EBITDA margins to remain subdued in FY22E

* During the quarter, EBITDA margins declined by 328 bps y-o-y to ~7.0% due to increase in raw material (RM) costs driven by the surge in crude oil prices. RM costs as a percentage of sales increased by 684 bps y-o-y to ~67.7%. On the other hand, employee cost reduced by 89 bps y-o-y to ~9.1% while other expenses as a percentage of sales decreased by 268 bps y-o-y to ~16.2% on the back of controlled and selective advertisement expenses.

* For FY21, EBITDA margin deteriorated by 567 bps to ~4% on account of lower off take and increase in input cost. Going forward, we expect margins to remain subdued in FY22E, stabilizing at ~9.5% in FY23E with a) increase in volume on the back of increase in distribution footprints, b) continued cost control initiatives and c) improvement in average realization driven by rise in proportion of value added products, priced at Rs 10 and above.

* The Company witnessed a profit of just ~Rs.0.4 mn at PAT level for the year vis-a-vis ~Rs 192.5 mn last year on account of lower operating margin. Interest cost, however, declined by ~49.8% y-o-y to ~Rs 27.4 mn during the year as the Company repaid its entire long term borrowings. For Q4FY21, Linc reported PAT of ~Rs 62.0 mn as against ~Rs 49.8 mn in Q4FY20 driven by increase in other income and savings in interest obligation.

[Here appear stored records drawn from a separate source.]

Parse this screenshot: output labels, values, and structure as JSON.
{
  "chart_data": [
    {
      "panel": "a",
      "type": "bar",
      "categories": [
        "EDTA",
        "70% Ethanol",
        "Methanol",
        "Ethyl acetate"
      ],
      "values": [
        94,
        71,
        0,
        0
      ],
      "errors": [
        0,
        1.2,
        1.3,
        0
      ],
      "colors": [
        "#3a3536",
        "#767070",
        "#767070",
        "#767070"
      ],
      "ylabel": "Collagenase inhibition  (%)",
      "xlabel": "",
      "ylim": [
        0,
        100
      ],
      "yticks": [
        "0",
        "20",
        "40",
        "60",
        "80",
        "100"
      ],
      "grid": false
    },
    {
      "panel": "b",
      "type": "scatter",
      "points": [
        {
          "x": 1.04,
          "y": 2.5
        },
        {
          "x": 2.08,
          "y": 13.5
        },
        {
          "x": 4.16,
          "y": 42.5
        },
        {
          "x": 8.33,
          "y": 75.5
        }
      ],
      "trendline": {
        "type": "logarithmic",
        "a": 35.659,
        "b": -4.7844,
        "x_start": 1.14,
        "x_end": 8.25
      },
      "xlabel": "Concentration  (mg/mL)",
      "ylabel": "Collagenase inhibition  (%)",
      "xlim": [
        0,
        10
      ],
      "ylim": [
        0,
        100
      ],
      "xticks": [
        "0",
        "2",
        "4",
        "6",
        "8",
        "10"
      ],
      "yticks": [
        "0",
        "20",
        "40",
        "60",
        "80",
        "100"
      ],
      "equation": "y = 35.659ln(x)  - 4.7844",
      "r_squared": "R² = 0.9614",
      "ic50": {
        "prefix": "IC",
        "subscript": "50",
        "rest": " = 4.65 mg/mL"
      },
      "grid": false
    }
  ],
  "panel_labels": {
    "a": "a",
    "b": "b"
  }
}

* The Company is undertaking effective inventory management efforts in order to reduce its working capital requirement. Also, to conserve cash, Linc continues to keep on hold all major capex in anticipation of normalization in trade conditions.

 

Pentonic’ breaking the barrier

* During Q1FY19, the Company launched an innovative; new generation product i.e. ‘Pentonic’ which has been the highest contributor in terms of value and margins, enhancing Linc’s overall proportion of revenues (general trade – domestic) derived from value added products priced at Rs 10 and above from 40% in the FY19 to 50% in FY20 with an aim to increase the share to 75%. Going forward, Linc intends to add an array of new pens under the Pentonic umbrella.

 

Valuation

* Linc has consistently witnessed improving financial performance and strong brand equity. The recent blip is led by Covid-19 related demand destruction. The Company’s earnings are expected to witness a rebound by FY23E. We have valued the stock at 18x FY23E earnings of Rs 12.5/share and recommend a ‘Accumulate’ on the stock with a target price of Rs 225/share (upside of ~14%).